Debbie dans le métro
Paris, fin juin 2008
Debbie racla les restes de salade exotique et les jeta dans le sac poubelle. Les deux assiettes disparurent dans le lave-vaisselle qu’elle mettait une semaine à remplir. Son jean la serrait aux hanches mais, de toute façon, dans cette taille tous les vêtements étaient moulants pour elle. Jamais de jupes larges ! Tel était un de ses rares interdits vestimentaires. Elle enfila ses bottes, referma d’un coup de talon la porte du placard et procéda aux vérifications habituelles : maquillage, coup de peigne et ruban rouge pour discipliner ses cheveux. Elle n’oublia pas d’emporter le dernier livre d’une amie qui avait eu l’honneur de vingt lignes dans le Nouvel Obs, jeta un dernier regard à son deux pièces-cuisine avec vue imprenable sur l’immeuble d’en face. La moquette aurait eu besoin d’un coup d’aspirateur. Il ne restait plus aucune miette, sur la table basse, pour témoigner du repas en tête à tête avec sa copine Josie. Tout allait b…. Josie avait oublié sur le canapé le bouquin qui avait failli gâcher la fin de soirée. « Et merde ! »

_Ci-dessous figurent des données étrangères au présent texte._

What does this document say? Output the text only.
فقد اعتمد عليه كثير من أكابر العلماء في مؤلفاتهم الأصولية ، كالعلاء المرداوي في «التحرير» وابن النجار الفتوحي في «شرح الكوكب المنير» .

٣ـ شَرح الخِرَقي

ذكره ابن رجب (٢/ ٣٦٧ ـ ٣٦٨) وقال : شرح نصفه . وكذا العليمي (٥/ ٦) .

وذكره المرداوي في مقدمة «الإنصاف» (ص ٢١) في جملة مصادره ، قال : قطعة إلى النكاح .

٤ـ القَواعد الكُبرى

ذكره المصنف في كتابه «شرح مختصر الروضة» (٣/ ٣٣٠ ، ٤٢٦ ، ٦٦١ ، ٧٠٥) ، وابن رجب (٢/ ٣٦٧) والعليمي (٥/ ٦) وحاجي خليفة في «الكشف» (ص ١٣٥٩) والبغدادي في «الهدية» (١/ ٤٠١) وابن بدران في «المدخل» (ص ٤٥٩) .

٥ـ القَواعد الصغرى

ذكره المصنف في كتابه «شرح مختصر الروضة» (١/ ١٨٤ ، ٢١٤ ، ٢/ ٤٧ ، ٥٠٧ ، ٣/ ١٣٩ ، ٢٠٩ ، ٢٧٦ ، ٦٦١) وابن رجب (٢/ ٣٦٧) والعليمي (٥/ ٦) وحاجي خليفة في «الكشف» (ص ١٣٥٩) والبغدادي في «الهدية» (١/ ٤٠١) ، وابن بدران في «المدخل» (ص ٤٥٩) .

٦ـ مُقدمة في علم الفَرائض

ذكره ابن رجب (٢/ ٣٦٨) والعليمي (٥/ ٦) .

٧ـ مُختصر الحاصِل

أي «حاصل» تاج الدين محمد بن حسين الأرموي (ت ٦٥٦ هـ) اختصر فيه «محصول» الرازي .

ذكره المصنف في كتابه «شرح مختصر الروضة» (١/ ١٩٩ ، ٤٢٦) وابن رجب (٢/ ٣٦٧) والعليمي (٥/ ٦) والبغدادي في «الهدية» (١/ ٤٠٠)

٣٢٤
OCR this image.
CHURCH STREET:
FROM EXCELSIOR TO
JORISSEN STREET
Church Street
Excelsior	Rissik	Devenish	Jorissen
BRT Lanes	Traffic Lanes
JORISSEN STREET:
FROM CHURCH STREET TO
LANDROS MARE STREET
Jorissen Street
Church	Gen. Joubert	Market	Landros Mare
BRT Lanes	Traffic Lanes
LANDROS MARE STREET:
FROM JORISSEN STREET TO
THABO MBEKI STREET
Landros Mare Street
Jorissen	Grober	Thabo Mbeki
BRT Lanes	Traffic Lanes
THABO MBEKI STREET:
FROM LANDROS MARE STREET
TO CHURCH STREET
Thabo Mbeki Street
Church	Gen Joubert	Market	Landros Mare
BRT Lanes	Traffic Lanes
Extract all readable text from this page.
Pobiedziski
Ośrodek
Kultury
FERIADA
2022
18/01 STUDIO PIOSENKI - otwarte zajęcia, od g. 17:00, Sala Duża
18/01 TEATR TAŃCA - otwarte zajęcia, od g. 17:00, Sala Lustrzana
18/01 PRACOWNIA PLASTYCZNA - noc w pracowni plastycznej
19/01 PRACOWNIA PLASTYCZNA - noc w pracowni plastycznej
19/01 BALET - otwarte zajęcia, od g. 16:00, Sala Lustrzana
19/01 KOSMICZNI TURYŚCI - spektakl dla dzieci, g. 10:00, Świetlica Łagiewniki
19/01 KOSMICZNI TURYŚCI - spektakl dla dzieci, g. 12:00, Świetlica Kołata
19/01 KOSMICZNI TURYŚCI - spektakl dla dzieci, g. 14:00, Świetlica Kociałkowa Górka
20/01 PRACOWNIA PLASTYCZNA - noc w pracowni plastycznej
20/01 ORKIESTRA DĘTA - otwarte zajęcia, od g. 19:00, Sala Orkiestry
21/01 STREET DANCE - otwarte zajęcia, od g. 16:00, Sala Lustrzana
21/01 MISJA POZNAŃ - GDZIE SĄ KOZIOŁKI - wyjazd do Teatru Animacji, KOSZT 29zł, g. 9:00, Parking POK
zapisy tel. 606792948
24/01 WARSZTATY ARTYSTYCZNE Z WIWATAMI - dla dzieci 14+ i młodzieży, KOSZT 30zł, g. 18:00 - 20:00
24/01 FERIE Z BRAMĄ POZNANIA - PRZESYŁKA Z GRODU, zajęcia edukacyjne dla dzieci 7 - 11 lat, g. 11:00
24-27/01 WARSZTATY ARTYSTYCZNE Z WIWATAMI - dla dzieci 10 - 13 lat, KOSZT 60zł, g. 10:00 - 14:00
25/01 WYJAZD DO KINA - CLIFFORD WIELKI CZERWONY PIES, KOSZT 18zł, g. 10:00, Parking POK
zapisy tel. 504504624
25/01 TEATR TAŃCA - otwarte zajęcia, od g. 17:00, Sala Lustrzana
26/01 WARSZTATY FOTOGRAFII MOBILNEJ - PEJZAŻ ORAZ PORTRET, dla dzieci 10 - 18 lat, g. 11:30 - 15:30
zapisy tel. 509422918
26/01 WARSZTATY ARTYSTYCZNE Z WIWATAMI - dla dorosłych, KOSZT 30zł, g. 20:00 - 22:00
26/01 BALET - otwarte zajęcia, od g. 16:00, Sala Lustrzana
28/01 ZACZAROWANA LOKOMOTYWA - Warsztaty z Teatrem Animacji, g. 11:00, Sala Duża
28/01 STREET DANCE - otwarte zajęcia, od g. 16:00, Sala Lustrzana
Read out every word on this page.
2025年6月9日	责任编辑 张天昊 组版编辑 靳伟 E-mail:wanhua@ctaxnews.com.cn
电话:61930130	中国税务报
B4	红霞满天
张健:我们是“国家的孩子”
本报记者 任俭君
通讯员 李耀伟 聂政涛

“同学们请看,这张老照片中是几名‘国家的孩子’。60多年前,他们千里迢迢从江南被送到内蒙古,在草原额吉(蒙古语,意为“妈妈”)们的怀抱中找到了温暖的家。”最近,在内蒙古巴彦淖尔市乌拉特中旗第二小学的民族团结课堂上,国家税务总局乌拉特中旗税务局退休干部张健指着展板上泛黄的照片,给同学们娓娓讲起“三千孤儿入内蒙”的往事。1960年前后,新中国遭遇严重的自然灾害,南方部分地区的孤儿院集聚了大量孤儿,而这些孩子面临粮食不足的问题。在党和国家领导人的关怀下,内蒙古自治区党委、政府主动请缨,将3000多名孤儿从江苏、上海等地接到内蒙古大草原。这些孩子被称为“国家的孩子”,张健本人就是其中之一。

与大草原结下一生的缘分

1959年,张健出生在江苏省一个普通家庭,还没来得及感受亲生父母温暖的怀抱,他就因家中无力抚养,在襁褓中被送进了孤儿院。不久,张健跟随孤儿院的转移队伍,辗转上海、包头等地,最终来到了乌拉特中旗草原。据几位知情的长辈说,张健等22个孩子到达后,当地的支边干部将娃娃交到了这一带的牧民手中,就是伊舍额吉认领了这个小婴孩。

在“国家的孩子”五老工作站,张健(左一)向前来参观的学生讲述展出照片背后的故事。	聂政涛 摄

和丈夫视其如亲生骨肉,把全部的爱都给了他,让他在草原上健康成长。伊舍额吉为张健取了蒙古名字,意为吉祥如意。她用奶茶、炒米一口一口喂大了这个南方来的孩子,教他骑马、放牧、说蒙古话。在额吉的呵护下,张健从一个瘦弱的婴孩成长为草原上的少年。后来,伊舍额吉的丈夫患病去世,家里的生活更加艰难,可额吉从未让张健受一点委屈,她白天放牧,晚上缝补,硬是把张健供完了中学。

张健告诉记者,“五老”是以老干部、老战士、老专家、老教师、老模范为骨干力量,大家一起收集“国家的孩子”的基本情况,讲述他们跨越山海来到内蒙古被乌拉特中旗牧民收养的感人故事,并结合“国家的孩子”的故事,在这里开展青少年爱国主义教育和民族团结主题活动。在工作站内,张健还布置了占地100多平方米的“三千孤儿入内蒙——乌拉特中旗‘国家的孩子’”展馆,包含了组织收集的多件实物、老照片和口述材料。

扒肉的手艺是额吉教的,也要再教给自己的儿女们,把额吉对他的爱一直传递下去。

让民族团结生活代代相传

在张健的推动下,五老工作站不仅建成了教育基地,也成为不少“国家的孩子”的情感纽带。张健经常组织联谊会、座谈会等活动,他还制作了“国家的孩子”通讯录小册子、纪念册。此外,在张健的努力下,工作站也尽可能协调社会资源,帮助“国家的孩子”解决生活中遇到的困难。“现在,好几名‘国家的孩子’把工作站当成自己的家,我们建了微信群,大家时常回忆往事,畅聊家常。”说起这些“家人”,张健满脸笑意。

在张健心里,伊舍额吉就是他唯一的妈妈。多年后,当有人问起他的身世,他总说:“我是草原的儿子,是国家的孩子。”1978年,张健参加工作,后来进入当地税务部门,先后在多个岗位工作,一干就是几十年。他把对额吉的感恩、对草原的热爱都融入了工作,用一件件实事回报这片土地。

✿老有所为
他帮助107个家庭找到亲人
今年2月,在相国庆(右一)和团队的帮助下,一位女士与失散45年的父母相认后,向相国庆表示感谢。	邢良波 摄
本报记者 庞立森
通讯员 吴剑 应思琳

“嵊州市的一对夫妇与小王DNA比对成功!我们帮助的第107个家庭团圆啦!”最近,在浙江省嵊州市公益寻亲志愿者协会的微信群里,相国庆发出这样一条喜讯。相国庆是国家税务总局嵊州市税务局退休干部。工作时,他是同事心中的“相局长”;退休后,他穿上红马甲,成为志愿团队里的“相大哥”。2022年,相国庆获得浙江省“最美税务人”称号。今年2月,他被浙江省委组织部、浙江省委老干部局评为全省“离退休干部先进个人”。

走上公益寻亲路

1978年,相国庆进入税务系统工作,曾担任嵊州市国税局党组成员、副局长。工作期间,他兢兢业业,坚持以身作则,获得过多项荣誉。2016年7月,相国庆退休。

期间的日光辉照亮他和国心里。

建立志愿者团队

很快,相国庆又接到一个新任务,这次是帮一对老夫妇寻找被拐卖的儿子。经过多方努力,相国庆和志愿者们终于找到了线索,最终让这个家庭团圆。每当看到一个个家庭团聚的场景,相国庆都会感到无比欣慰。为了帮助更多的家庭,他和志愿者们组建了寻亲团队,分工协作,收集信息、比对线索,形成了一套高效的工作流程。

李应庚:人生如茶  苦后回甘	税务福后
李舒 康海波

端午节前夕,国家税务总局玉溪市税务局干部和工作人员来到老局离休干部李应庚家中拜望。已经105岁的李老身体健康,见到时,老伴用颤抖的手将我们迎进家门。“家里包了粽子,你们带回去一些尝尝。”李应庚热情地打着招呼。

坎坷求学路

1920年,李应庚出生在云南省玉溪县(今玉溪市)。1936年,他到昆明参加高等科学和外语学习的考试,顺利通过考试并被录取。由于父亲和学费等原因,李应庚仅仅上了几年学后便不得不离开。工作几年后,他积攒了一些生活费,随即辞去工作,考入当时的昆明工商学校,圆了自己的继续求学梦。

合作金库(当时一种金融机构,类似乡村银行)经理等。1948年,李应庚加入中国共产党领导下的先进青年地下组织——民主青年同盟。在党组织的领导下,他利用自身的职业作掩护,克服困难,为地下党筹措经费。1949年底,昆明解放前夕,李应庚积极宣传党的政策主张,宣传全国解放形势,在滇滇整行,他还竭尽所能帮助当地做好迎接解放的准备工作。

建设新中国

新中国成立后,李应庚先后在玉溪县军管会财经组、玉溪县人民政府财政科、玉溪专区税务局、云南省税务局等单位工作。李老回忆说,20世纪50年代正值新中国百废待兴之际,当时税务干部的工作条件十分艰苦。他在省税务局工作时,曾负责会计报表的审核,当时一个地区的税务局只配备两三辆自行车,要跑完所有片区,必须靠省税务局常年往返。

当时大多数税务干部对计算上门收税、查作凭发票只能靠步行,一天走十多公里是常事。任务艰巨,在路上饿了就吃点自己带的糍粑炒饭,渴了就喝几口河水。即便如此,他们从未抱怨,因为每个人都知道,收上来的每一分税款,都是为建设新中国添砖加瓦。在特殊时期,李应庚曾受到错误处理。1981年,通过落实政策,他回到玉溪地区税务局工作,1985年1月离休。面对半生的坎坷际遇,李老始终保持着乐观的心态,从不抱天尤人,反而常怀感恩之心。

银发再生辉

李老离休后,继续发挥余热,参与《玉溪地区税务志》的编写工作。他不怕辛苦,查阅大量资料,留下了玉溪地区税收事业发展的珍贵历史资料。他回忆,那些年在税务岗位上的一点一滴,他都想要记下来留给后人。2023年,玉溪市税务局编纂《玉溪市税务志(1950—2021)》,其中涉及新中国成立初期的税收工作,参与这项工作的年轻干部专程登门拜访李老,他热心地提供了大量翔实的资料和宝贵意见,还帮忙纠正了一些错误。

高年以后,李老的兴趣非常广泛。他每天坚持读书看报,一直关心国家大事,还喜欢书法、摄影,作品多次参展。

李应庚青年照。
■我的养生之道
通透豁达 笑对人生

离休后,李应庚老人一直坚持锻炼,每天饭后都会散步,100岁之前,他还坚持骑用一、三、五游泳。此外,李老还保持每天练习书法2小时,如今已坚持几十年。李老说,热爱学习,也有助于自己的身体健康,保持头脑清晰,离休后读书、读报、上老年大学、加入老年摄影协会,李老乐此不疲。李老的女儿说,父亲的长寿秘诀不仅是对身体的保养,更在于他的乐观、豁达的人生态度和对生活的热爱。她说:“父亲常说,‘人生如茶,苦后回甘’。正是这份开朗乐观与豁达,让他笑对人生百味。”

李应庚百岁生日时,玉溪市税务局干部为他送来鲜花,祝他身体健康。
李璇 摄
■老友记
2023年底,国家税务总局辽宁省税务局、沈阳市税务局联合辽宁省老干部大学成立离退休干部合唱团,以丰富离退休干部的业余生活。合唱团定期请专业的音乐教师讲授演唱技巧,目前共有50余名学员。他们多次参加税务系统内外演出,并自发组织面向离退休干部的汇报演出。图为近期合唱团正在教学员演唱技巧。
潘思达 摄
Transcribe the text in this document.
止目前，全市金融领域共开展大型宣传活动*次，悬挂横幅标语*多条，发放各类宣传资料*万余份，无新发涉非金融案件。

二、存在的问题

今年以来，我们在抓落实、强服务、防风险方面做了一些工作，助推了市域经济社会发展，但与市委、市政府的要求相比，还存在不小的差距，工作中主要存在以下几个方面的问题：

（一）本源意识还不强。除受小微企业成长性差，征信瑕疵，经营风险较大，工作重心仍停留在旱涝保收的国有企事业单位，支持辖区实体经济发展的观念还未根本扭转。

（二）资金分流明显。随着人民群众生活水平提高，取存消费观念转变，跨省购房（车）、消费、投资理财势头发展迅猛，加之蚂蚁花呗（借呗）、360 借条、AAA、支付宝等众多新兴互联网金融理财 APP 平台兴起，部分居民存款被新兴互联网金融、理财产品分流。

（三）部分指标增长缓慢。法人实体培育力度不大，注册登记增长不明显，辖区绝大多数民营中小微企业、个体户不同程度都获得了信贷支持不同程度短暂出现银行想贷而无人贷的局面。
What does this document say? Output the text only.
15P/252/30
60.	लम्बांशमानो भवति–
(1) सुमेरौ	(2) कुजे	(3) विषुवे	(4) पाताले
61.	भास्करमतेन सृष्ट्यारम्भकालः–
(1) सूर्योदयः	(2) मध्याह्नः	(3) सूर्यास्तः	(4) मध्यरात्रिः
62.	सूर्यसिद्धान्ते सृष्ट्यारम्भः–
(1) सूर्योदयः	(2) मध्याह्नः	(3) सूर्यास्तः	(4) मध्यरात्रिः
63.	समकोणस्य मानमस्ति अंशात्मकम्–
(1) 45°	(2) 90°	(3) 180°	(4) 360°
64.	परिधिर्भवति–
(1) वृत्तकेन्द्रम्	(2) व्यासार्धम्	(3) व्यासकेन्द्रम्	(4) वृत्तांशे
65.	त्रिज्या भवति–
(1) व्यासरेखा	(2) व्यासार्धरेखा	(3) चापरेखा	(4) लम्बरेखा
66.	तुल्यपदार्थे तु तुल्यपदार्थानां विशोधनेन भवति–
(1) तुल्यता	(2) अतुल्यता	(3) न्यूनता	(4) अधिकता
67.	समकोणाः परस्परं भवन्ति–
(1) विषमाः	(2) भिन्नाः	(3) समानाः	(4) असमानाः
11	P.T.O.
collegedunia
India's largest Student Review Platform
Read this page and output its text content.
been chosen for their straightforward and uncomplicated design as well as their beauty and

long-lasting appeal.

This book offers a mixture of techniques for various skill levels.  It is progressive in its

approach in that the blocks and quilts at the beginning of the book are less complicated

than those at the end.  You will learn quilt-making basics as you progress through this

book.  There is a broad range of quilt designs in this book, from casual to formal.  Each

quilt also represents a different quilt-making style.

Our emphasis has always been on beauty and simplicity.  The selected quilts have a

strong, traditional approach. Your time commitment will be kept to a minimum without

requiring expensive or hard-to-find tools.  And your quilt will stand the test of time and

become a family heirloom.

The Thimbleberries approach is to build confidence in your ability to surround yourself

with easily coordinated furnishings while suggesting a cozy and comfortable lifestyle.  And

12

Elle claqua la porte repeinte dans les tons acajou, selon les directives de la copropriété. Pendant plusieurs années, Ella Fitzgerald avait accueilli les visiteurs aux côtés d’un Armstrong grimaçant. Un jour, la photo avait disparu. Elle ne l’avait pas remplacée, ni arraché les lambeaux de scotch jauni. Comme chaque matin, elle salua son image dans le miroir près de l’ascenseur. C’était la seule personne de l’immeuble avec qui elle entretenait une relation suivie. L’affichette près de la batterie de boîtes aux lettres se rappela à son bon souvenir. Elle sortit son stylo et appuya sur la porte son calepin en vraie moleskine.
« Changement de digicode : envoyer SMS aux copines ».
Elle réfléchit pour déterminer qui était intéressé par l’info et haussa les épaules. Cette question pouvait attendre. Elle s’offrit quelques instants d’immobilité sur le trottoir et cligna des yeux. Un vent léger caressait son visage. En ce début d’été, le ciel de Paris oubliait la notion même de mauvais temps et le soleil rosissait les franges des nuages au-dessus des Buttes Chaumont. Elle aimait cette heure où s’ouvraient les boutiques, où les oiseaux prenaient possession des arbres. L’heure où tout était possible. Comme chaque matin, les amateurs de petit noir sur le zinc peuplaient le bistrot au coin de la rue. Depuis dix ans, elle habitait à trente mètres et n’y avait jamais mis les pieds. Elle n’accorda pas un regard à la boutique où l’on posait des faux ongles en vingt minutes ni à l’agence de voyage aux présentoirs surchargée de plages caribéennes. Une voiture freina brusquement près d’elle. Elle serra la bride de son sac et se raidit pour ne pas tourner la tête.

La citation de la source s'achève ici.